C’est peut-être un peu long pour un film mais c’est si court pour un tel voyage ! Je me souviens de l’impression extraordinaire de sa performance (plus que de sa projection – trop plat) dans le grand auditorium de l’Institut du Monde Arabe lors d’une avant-première mémorable, il y a quelques semaines. J’avais eu l’impression de sortir d’un avion en pleine nuit, dans le froid parisien, après avoir vraiment découvert l’Irak. Découvert aussi qu’en Irak vivaient des irakiens qui n’étaient pas les ennemis des américains mais des hommes, des femmes, des enfants souvent pris entre le marteau de Saddam et cette enclume de Bush.

On n’a jamais filmé la guerre de cette manière, avec une telle simplicité, c’est-à-dire comme elle est vécue depuis le tapis central d’une maison où toute la famille se demande en permanence ce qui va se passer. Mais c’est ça (je pense) la guerre. C’est quand les murs de sa maison deviennent provisoires, quand les vitres sont en attente de tomber, quand son lieu de travail se transforme en cible, quand la faim attendue nous pousse à faire des provisions, quand on fait des masques à gaz avec des couches. Les jeux de guerre avec des armes de fortune occupent de plus en plus les enfants, et de manière de plus en plus réaliste au fil du film. La guerre est un monstre à apprivoiser au quotidien, c’est la possibilité de voir surgir la mort à tout moment, n’importe où. Comme nous le montrera la fin du film. Comme nous le découvrons amèrement depuis le 13 novembre.
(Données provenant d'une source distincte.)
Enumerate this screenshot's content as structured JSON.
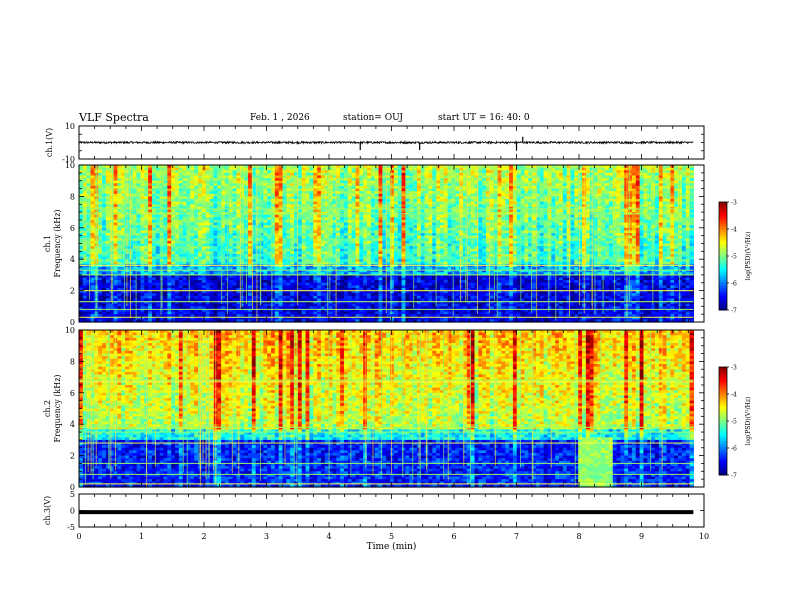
{
  "header": {
    "title": "VLF Spectra",
    "date": "Feb. 1 , 2026",
    "station": "station= OUJ",
    "start": "start  UT =   16: 40: 0"
  },
  "chart_data": [
    {
      "type": "line",
      "name": "ch1-waveform",
      "ylabel": "ch.1(V)",
      "ylim": [
        -10,
        10
      ],
      "yticks": [
        "10",
        "-10"
      ],
      "xlim": [
        0,
        10
      ],
      "series": [
        {
          "name": "ch.1",
          "level": 0,
          "noise": 0.6,
          "end_x": 9.83,
          "spikes": [
            {
              "x": 4.5,
              "y": -4.6
            },
            {
              "x": 5.45,
              "y": -4.6
            },
            {
              "x": 7.0,
              "y": -5.0
            },
            {
              "x": 7.1,
              "y": 3.5
            }
          ]
        }
      ]
    },
    {
      "type": "heatmap",
      "name": "ch1-spectrogram",
      "ylabel": "ch.1",
      "ylabel2": "Frequency (kHz)",
      "ylim": [
        0,
        10
      ],
      "yticks": [
        "0",
        "2",
        "4",
        "6",
        "8",
        "10"
      ],
      "xlim": [
        0,
        10
      ],
      "end_x": 9.83,
      "colorbar": {
        "label": "log(PSD)(V²/Hz)",
        "range": [
          -7,
          -3
        ],
        "ticks": [
          "-3",
          "-4",
          "-5",
          "-6",
          "-7"
        ]
      },
      "bands_khz": [
        0.3,
        0.8,
        1.3,
        2.0,
        3.0,
        3.3,
        3.6,
        6.9,
        7.2
      ],
      "high_band_level": -5.1,
      "low_band_level": -6.6
    },
    {
      "type": "heatmap",
      "name": "ch2-spectrogram",
      "ylabel": "ch.2",
      "ylabel2": "Frequency (kHz)",
      "ylim": [
        0,
        10
      ],
      "yticks": [
        "0",
        "2",
        "4",
        "6",
        "8",
        "10"
      ],
      "xlim": [
        0,
        10
      ],
      "end_x": 9.83,
      "colorbar": {
        "label": "log(PSD)(V²/Hz)",
        "range": [
          -7,
          -3
        ],
        "ticks": [
          "-3",
          "-4",
          "-5",
          "-6",
          "-7"
        ]
      },
      "bands_khz": [
        0.2,
        0.8,
        1.5,
        2.8,
        3.5,
        3.8,
        6.7,
        6.8
      ],
      "high_band_level": -4.6,
      "low_band_level": -6.4,
      "burst_interval_min": [
        8.0,
        8.55
      ]
    },
    {
      "type": "line",
      "name": "ch3-waveform",
      "ylabel": "ch.3(V)",
      "ylim": [
        -5,
        5
      ],
      "yticks": [
        "5",
        "0",
        "-5"
      ],
      "xlim": [
        0,
        10
      ],
      "xlabel": "Time (min)",
      "xticks": [
        "0",
        "1",
        "2",
        "3",
        "4",
        "5",
        "6",
        "7",
        "8",
        "9",
        "10"
      ],
      "series": [
        {
          "name": "ch.3",
          "level": -0.5,
          "end_x": 9.83
        }
      ]
    }
  ]
}
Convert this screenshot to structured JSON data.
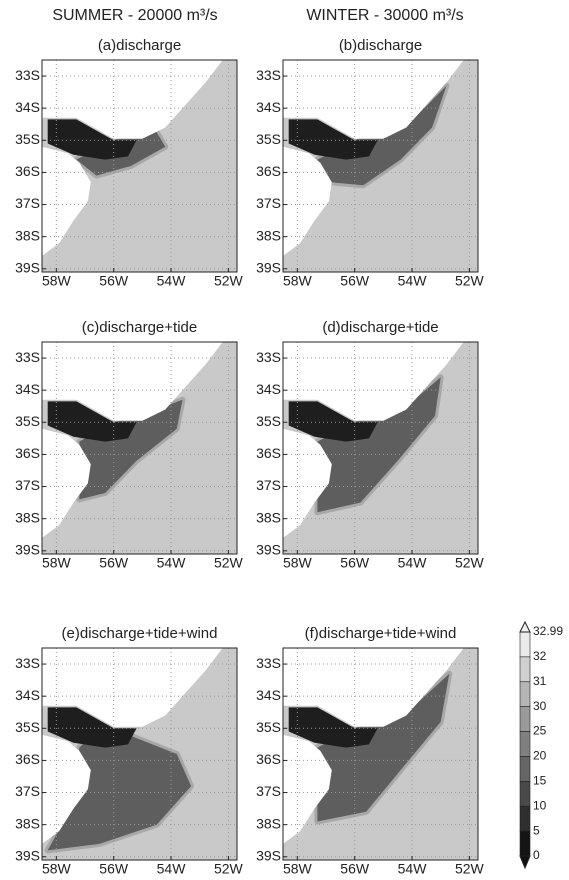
{
  "headers": [
    "SUMMER - 20000 m³/s",
    "WINTER - 30000 m³/s"
  ],
  "panels": [
    {
      "title": "(a)discharge"
    },
    {
      "title": "(b)discharge"
    },
    {
      "title": "(c)discharge+tide"
    },
    {
      "title": "(d)discharge+tide"
    },
    {
      "title": "(e)discharge+tide+wind"
    },
    {
      "title": "(f)discharge+tide+wind"
    }
  ],
  "axes": {
    "y": [
      "33S",
      "34S",
      "35S",
      "36S",
      "37S",
      "38S",
      "39S"
    ],
    "x": [
      "58W",
      "56W",
      "54W",
      "52W"
    ]
  },
  "colorbar": {
    "labels": [
      "32.99",
      "32",
      "31",
      "30",
      "25",
      "20",
      "15",
      "10",
      "5",
      "0"
    ]
  }
}
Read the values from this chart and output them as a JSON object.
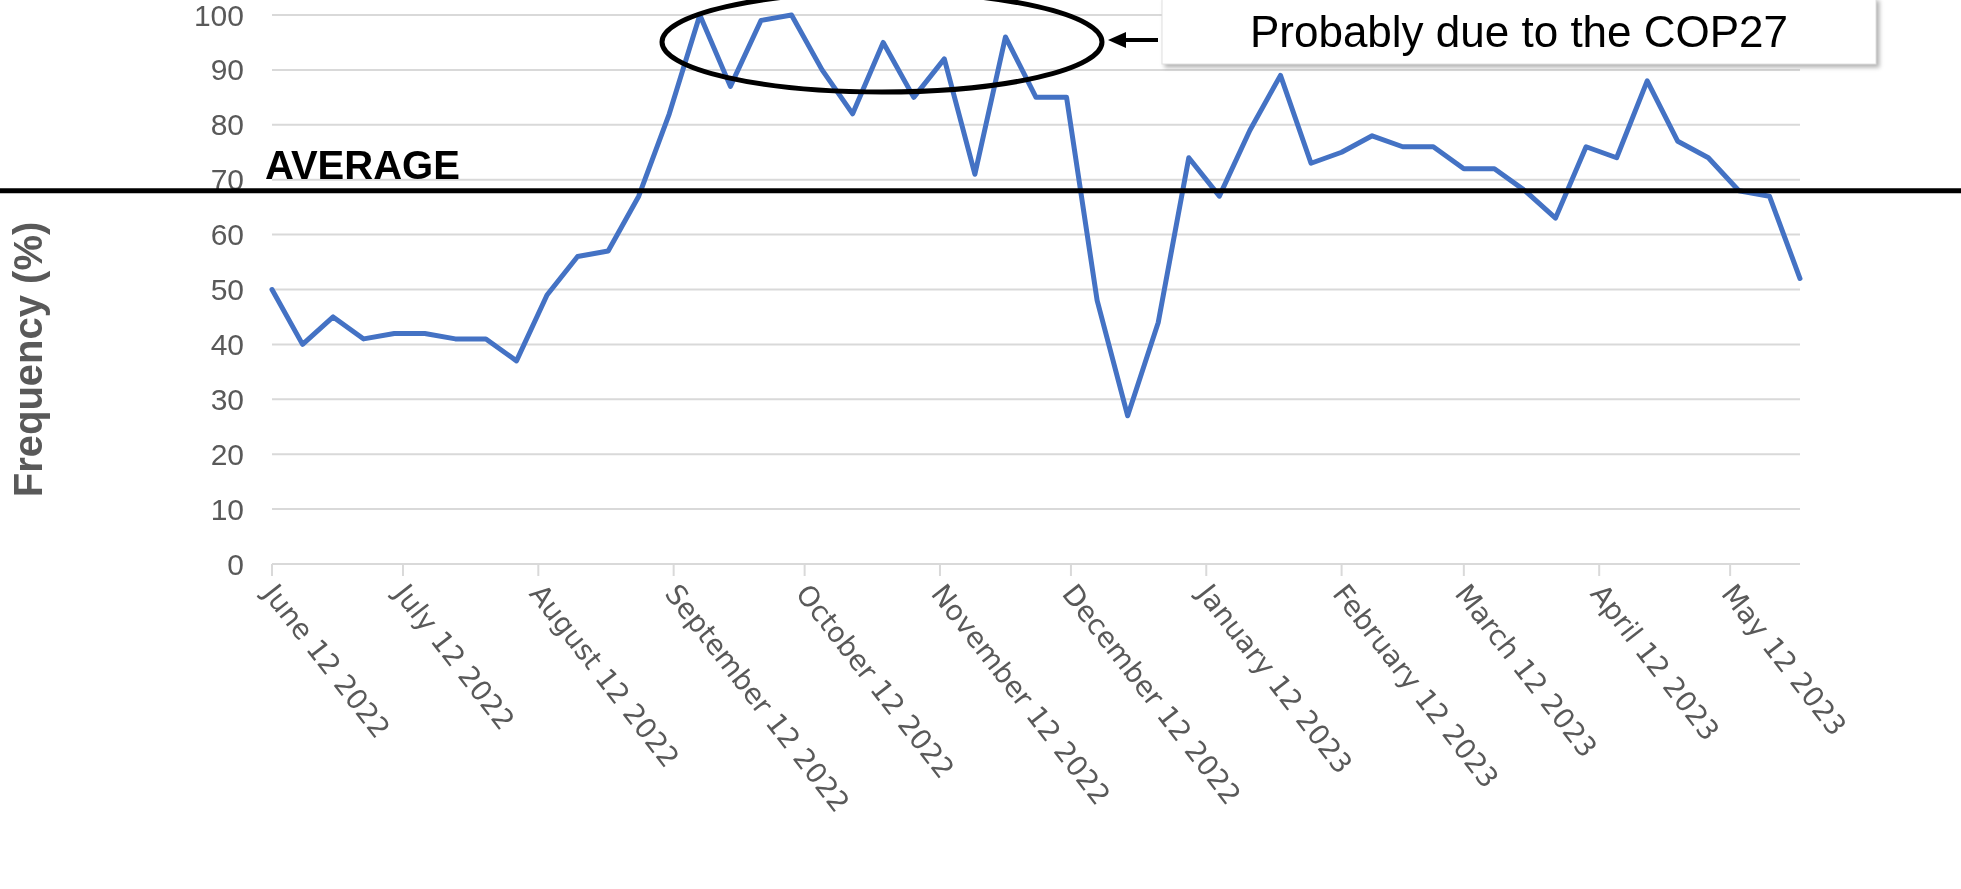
{
  "chart_data": {
    "type": "line",
    "ylabel": "Frequency (%)",
    "x": [
      "2022-06-12",
      "2022-06-19",
      "2022-06-26",
      "2022-07-03",
      "2022-07-10",
      "2022-07-17",
      "2022-07-24",
      "2022-07-31",
      "2022-08-07",
      "2022-08-14",
      "2022-08-21",
      "2022-08-28",
      "2022-09-04",
      "2022-09-11",
      "2022-09-18",
      "2022-09-25",
      "2022-10-02",
      "2022-10-09",
      "2022-10-16",
      "2022-10-23",
      "2022-10-30",
      "2022-11-06",
      "2022-11-13",
      "2022-11-20",
      "2022-11-27",
      "2022-12-04",
      "2022-12-11",
      "2022-12-18",
      "2022-12-25",
      "2023-01-01",
      "2023-01-08",
      "2023-01-15",
      "2023-01-22",
      "2023-01-29",
      "2023-02-05",
      "2023-02-12",
      "2023-02-19",
      "2023-02-26",
      "2023-03-05",
      "2023-03-12",
      "2023-03-19",
      "2023-03-26",
      "2023-04-02",
      "2023-04-09",
      "2023-04-16",
      "2023-04-23",
      "2023-04-30",
      "2023-05-07",
      "2023-05-14",
      "2023-05-21",
      "2023-05-28"
    ],
    "series": [
      {
        "color": "#4472c4",
        "values": [
          50,
          40,
          45,
          41,
          42,
          42,
          41,
          41,
          37,
          49,
          56,
          57,
          67,
          82,
          100,
          87,
          99,
          100,
          90,
          82,
          95,
          85,
          92,
          71,
          96,
          85,
          85,
          48,
          27,
          44,
          74,
          67,
          79,
          89,
          73,
          75,
          78,
          76,
          76,
          72,
          72,
          68,
          63,
          76,
          74,
          88,
          77,
          74,
          68,
          67,
          52
        ]
      }
    ],
    "xlim": [
      "2022-06-12",
      "2023-05-28"
    ],
    "xticks": [
      {
        "value": "2022-06-12",
        "label": "June 12 2022"
      },
      {
        "value": "2022-07-12",
        "label": "July 12 2022"
      },
      {
        "value": "2022-08-12",
        "label": "August 12 2022"
      },
      {
        "value": "2022-09-12",
        "label": "September 12 2022"
      },
      {
        "value": "2022-10-12",
        "label": "October 12 2022"
      },
      {
        "value": "2022-11-12",
        "label": "November 12 2022"
      },
      {
        "value": "2022-12-12",
        "label": "December 12 2022"
      },
      {
        "value": "2023-01-12",
        "label": "January 12 2023"
      },
      {
        "value": "2023-02-12",
        "label": "February 12 2023"
      },
      {
        "value": "2023-03-12",
        "label": "March 12 2023"
      },
      {
        "value": "2023-04-12",
        "label": "April 12 2023"
      },
      {
        "value": "2023-05-12",
        "label": "May 12 2023"
      }
    ],
    "ylim": [
      0,
      100
    ],
    "yticks": [
      0,
      10,
      20,
      30,
      40,
      50,
      60,
      70,
      80,
      90,
      100
    ],
    "grid": "y",
    "marker": "none",
    "line_style": "solid",
    "ref_lines": [
      {
        "axis": "y",
        "value": 68,
        "label": "AVERAGE",
        "color": "#000000"
      }
    ],
    "annotations": [
      "Probably due to the COP27"
    ]
  }
}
Même si nous ne sommes pas en guerre, même si nous n’en parlons pas, son imaginaire court dans le métro et les rues de Paris. Le film nous la montre sur la table de la cuisine.

La guerre n’est jamais là très vite, elle arrive, elle est devant nous. Elle est toujours invisible en soi-même, elle vient, elle est passée et tout est différent.

La première partie nous le rappelle avec une immense minutie visuelle et psychologique. La seconde nous le détaille … Et toujours avec la délicatesse qu’on sent dans les propos attentifs et simples du réalisateur, qui n’est pas là pour lui mais pour cette chose qui est le lieu de rencontre de tout : le film et ses deux parties : avant/après la bataille.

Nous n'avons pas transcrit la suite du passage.